There's also a flight-of-fancy surprise in Gaelle Denis' live-action/animation combo "City Paradise," a trippy little tale of a lonely Japanese girl in an alien London. (You'd feel isolated, too, if you were surrounded by human heads with sped-up voices on jaggedy, stop-motion bodies.) There, she discovers a secret watery underworld that finally gives her a sense of happy nonconformity.
David Dean Bottrell creates a nifty farcical tinge to his mistaken-identity tale "Available Men," switching the players in two blind dates -- one a business meeting between an agent and screenwriter and the other a setup for two gay lonely-hearts -- so that the cutthroat lingo of Hollywood deal making takes on an insanely aggressive homoerotic tone. And you could give the O. Henry award to the darkly whimsical Irish short "Jellybaby," directed by Rob and Ronan Burke, about the scary-funny idea that a frazzled twentysomething dad has to end his infant's incessant crying once and for all.

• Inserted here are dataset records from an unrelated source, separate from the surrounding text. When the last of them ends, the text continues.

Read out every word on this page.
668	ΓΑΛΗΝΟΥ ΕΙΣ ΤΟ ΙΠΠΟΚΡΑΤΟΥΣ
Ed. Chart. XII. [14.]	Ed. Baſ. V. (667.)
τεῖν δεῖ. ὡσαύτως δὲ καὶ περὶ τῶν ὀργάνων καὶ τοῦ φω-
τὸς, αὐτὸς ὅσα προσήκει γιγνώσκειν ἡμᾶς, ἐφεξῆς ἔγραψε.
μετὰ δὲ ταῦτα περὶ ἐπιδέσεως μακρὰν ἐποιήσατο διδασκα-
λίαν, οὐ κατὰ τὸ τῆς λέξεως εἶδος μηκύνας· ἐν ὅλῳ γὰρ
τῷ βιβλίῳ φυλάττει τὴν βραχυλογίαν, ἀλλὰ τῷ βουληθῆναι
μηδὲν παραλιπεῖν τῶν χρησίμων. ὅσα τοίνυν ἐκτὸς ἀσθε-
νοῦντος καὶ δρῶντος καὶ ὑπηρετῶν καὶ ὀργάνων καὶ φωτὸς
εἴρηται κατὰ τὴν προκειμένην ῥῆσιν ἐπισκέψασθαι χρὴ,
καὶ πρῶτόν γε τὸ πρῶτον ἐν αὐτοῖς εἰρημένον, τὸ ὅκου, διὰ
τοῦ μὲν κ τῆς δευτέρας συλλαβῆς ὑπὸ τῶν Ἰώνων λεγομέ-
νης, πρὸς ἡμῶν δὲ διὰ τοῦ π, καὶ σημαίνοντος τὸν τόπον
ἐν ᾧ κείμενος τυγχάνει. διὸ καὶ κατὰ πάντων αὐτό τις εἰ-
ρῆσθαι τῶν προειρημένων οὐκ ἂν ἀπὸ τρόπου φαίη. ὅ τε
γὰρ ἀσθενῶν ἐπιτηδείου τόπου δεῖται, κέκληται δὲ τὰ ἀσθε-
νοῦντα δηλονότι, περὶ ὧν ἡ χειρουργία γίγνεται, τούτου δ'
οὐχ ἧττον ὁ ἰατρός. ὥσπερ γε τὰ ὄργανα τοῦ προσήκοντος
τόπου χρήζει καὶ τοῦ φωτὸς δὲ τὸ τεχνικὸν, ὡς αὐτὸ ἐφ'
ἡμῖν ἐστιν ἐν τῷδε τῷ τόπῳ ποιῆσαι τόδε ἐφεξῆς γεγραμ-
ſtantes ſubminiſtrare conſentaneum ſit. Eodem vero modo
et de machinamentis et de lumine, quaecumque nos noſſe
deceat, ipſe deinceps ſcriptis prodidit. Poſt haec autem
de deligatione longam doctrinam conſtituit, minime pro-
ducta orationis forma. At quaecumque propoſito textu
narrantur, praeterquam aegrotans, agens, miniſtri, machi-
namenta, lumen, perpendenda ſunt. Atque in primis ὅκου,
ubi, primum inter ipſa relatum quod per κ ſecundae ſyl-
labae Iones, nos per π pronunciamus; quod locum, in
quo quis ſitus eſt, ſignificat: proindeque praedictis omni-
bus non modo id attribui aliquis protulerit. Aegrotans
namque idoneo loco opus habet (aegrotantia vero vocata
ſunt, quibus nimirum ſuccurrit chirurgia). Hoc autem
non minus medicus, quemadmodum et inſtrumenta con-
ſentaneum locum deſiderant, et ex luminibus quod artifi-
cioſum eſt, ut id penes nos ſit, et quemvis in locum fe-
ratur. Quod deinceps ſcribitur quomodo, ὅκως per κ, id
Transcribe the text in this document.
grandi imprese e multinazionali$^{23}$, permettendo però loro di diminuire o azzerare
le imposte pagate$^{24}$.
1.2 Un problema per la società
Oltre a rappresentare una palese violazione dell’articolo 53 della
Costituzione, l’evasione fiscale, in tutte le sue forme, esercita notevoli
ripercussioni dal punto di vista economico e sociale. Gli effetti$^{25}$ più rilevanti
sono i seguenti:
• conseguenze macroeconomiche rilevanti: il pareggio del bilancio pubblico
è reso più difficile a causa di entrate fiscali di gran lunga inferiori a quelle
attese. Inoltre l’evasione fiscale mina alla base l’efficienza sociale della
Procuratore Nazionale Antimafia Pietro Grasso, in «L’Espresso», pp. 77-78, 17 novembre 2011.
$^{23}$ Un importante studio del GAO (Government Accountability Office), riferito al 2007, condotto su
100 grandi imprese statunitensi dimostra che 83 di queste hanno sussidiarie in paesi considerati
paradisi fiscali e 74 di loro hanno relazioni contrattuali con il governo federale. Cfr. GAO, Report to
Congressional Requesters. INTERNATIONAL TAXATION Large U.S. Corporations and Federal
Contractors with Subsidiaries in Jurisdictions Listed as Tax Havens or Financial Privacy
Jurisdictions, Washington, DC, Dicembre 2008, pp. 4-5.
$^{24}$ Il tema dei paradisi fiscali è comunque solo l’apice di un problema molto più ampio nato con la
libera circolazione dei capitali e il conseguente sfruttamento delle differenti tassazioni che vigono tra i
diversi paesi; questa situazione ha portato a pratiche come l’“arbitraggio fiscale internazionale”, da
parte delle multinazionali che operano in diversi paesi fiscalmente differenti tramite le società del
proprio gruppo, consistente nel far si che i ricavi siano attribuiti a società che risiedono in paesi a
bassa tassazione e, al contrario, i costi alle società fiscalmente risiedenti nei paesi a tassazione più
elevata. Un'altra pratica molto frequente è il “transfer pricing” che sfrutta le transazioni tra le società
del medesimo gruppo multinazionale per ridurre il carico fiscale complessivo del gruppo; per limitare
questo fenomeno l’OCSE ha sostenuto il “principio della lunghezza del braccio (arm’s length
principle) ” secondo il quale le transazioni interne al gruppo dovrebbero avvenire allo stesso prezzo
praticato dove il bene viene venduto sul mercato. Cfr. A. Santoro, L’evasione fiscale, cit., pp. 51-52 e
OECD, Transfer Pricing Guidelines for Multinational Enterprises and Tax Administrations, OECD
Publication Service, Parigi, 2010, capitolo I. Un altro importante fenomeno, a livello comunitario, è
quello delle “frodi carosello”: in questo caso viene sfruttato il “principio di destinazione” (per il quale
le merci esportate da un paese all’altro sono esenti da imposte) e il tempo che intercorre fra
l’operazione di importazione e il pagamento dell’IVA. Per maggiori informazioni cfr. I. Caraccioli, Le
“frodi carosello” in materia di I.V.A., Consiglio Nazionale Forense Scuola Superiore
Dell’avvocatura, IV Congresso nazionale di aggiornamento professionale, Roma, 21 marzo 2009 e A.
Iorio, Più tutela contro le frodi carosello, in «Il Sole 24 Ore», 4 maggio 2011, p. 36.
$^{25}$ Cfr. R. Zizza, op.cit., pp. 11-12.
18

But my favorite of the batch is probably British writer-director Chris Waitt's "Dupe," a deadpan gem of slacker humor and sci-fi caution. Waitt also stars, as a game-playing apartment rat named Adam who buys a cloning machine on EBay with the idea that another him will take care of the cleaning. The problem is that Adam No. 2 thinks maybe an Adam No. 3 should be on chore duty. You can see where this is going, but Waitt has a wonderfully unforced visual wit as a filmmaker; the multiple-Adam effects are low-key funny, never pushed. This is coupled with a keen sense of the inherent irony in the rebellion of the lazy. Even the title is funny, and how often does that happen?
Starting Dec. 1, it's the fourth go-round for Fusion: The Los Angeles LGBT People of Color Film Festival, presented by Outfest, and the yearly increases in attendance have warranted the inclusion of an extra theater this year, as well as a larger schedule of films, videos, workshops, panels and live performances.
In the films being screened, you'll meet male sex workers in Mumbai who spill the beans about their lives (the regrettably titled documentary "Happy Hookers"), gay Chinese British men and their romantic entanglements (the feature comedy "Cut Sleeve Boys"), and a quartet of real-life, happily-together African American gay and lesbian couples on the topic of same-sex marriage (the short "Jumpin' the Broom: The New Covenant").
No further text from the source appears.